For Akhila Krishnamurthy, founder of Aalaap Concepts, the logic of the café is also about timing. “In Chennai, a few hours after lunch, people instinctively want a cup of coffee. So we placed the concerts at 3pm,” she says. The format, she adds, mirrors the Margazhi routine without replicating it. “People come, listen to a , and drink coffee. The music stays fully classical. What changes is how close you are to it, and how naturally it fits into the rhythm of the day.”

Singer Girijashankar Sundaresan, who will be performing with Kanjira artiste Sundar Kumar sees the café format as a way to return Carnatic music to its emotional essentials. “Classical music doesn’t have to be confined to auditoriums,” he says. “It can exist as an intimate conversation between a small group of people.”

His concert, Viraha, is built entirely around the idea of longing. Accompanied only by a kanjira, he performs without a melodic support instrument. “Without the violin or veena, the sound becomes very close, very present,” he says. “You don’t need to understand everything that’s happening.
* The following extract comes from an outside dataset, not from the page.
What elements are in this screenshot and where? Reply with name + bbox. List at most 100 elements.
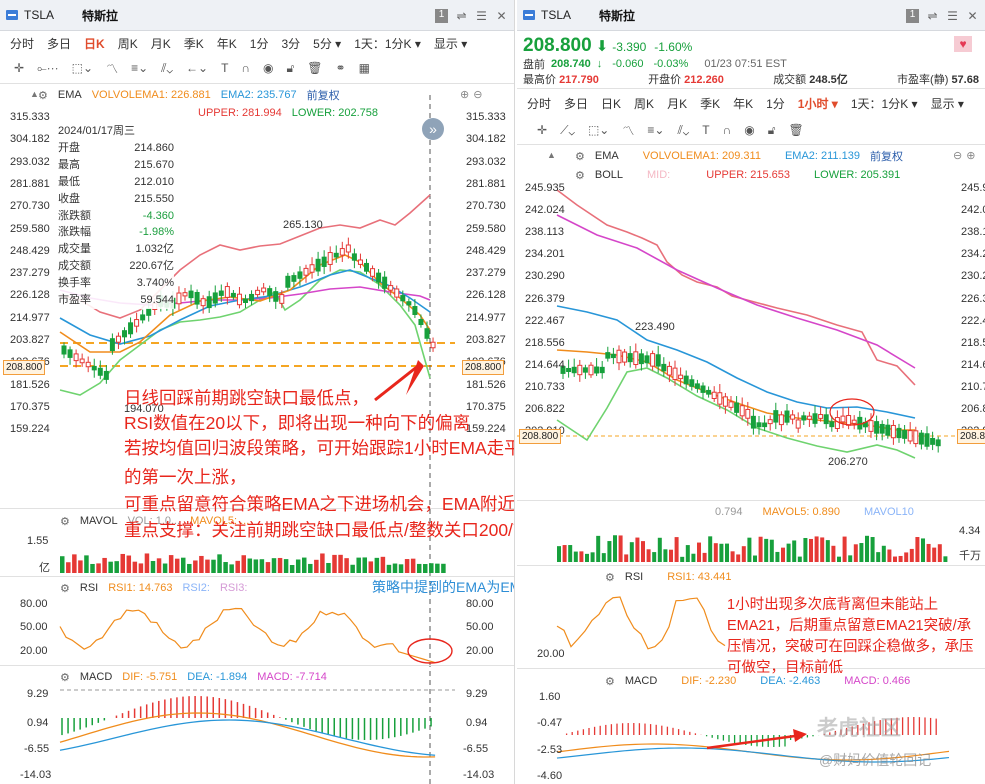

Just being with the music is enough.” 

Vignesh Ishwar | Photo Credit: Special Arrangement

Vignesh Ishwar treats the café setting as a prompt to rethink musical structure rather than atmosphere. “Alternative spaces make us reconsider how we present a concert,” he says. “The expectations are different, and that changes how both the artist and the listener engage with the music.”

His performance is conceived as a continuous one-hour immersion in Ragam Kambhoji, accompanied by thavil played by Sunil Kumar and kanjira. “The thavil isn’t just rhythmic, it’s melodic too. It accompanies the alapana, the improvisation, everything,” he explains. The set unfolds without breaks, one idea flowing into the next. “If someone listens, feels curious, and wants to explore the music further,” he adds, “that curiosity itself is the success.” 

At 21, Srinidhi Pennathur, the youngest performer in the series, sees the café concert as a gentle entry point rather than a rupture. “For someone unfamiliar with classical music, a setting like this can spark curiosity,” she says. “It makes you wonder what else the music has to offer.”

Girijashankar Sundaresan | Photo Credit: Special Arrangement

Her performance is a violin–ghatam concert with percussionist Ranganathan, a pairing she describes as intimate and responsive. “The ghatam gives a softer push to the violin. It allows the music to breathe,” she says. Beyond format, the freedom of the series matters to her. “It gives artists room to think about presentation, to explore ideas and emotions within the classical framework, but in ways that feel personal.”

Together, the concerts offer a quieter parallel to Margazhi’s familiar circuits, one that trades scale for proximity and formality for focus. In a season defined by abundance, these performances make a case for listening closely.